8/23/2023 at 10:00am
                     Most, but not all, of the CHPC resources are once again accessible.  The notable resources
                        that are not ready for use are the redwood cluster, including the interactive nodes,
                        and the PE /scratch/ucgd/lustre file system.
                     At this time CHPC staff is working on identifying additional resources that are not
                        accessible and working to bring them back online.  Once we complete this process, we will send out a notification of the resources that
                           need additional work.

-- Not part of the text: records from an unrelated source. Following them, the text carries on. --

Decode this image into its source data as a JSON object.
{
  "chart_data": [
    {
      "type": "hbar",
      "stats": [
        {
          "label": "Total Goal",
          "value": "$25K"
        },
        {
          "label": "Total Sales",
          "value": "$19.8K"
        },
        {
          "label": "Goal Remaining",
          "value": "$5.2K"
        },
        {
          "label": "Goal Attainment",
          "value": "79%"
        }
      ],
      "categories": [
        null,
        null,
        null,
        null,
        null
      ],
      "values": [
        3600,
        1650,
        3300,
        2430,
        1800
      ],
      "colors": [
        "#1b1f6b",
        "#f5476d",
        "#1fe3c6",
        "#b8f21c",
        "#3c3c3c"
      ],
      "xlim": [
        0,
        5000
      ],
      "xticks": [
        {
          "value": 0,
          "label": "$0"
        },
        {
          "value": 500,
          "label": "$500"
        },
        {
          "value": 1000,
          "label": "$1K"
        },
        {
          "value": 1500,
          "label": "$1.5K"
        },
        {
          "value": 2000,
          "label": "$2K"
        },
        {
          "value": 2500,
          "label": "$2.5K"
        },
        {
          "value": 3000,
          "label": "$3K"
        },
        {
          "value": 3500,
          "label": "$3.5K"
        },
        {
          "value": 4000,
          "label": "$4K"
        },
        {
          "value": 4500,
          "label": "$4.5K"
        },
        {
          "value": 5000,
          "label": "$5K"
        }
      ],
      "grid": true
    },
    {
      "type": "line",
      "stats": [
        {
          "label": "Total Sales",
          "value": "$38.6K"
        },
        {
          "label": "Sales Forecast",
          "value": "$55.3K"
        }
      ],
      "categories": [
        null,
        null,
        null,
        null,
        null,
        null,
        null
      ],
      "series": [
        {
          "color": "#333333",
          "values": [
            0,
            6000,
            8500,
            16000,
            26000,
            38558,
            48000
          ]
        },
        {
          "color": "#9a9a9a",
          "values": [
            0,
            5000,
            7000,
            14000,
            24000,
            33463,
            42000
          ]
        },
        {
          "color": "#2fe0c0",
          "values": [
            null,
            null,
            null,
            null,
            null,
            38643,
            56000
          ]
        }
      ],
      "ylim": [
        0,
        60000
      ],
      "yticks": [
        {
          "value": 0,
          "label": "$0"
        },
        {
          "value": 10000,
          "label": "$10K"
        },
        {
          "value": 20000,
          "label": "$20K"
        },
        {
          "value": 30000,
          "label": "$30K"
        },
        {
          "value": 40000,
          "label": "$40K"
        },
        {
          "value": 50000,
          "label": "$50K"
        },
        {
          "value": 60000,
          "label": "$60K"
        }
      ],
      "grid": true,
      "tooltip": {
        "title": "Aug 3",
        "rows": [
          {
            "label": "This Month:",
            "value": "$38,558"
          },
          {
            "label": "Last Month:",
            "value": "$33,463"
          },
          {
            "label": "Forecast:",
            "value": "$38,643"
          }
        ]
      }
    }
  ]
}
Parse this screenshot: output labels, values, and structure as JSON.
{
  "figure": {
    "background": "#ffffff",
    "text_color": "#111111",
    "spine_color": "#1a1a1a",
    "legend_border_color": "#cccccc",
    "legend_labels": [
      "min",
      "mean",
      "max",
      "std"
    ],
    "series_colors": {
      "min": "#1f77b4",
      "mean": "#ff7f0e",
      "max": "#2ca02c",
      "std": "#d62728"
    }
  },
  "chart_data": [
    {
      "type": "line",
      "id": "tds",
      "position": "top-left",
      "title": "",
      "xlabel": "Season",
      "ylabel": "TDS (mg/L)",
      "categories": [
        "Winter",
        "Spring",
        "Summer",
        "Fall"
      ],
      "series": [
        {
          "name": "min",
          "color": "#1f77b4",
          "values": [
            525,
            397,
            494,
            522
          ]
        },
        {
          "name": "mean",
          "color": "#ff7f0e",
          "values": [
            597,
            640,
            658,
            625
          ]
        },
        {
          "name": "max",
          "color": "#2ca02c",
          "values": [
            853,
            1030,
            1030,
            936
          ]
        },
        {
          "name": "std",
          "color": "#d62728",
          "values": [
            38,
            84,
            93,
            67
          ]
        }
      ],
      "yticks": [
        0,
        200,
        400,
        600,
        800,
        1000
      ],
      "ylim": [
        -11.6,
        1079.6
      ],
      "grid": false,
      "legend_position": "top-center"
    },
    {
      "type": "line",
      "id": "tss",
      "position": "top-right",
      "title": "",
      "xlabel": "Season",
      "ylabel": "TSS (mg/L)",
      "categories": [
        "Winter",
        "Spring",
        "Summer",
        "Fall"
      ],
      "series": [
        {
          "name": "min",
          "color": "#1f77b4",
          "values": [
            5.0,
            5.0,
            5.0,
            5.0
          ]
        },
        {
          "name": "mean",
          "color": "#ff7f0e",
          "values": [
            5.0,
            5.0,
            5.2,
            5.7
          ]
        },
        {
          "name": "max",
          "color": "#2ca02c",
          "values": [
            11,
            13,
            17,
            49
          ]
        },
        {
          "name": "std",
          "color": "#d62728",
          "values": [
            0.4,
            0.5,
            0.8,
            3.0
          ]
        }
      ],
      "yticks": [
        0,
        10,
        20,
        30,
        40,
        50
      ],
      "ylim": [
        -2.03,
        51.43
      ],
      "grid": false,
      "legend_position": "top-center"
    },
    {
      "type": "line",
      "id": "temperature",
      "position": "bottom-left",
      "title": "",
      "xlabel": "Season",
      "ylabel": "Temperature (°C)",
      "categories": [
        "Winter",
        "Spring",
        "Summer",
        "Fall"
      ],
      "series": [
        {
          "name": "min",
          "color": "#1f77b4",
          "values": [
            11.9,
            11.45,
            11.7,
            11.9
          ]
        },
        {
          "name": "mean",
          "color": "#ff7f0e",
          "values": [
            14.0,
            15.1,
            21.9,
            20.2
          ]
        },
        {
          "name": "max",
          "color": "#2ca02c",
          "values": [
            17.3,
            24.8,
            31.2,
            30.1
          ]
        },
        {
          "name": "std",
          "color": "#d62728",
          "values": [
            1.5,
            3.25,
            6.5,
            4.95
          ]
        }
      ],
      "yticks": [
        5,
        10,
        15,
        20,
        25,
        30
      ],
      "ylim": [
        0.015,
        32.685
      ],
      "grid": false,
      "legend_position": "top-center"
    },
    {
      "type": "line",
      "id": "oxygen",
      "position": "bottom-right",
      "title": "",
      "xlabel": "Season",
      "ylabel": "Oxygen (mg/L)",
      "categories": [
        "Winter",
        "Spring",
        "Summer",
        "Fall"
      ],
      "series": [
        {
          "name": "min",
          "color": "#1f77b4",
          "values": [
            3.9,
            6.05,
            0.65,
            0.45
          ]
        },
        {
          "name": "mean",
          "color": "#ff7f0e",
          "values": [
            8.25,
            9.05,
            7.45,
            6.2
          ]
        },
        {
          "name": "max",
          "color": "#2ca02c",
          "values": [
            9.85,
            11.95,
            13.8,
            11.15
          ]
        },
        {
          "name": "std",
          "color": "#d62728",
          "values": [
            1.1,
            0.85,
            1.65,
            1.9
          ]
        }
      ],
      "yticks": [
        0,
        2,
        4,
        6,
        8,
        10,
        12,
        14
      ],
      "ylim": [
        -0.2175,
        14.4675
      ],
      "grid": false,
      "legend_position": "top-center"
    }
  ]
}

                     If you notice any other CHPC resource that is not accessible, please send a report
                        to helpdesk@chpc.utah.edu 
                     8/22/2023 at 6:45pm 
                            
                        
                        At about 3pm there was a widespread disruption of campus IT services that is being
                              attributed to humidity issues in the datacenter. You can monitor the current status
                              at https://uofu.status.io/   At this time the is no estimated time for resolution.
                           These issues resulted in an outage for remote access to CHPC resources. The outage will continue until the campus level event has been addressed.  CHPC staff
                                 has been actively working to identify the impact on CHPC hardware, and so far we have
                                 determined issues with some network equipment in the PE.  We are working with support
                                 to get those addressed.  
                        Our current view is that once the campus issues are fully sorted that the general
                                 environment should be in good shape, but the PE depends on us addressing the issues
                                 we have found.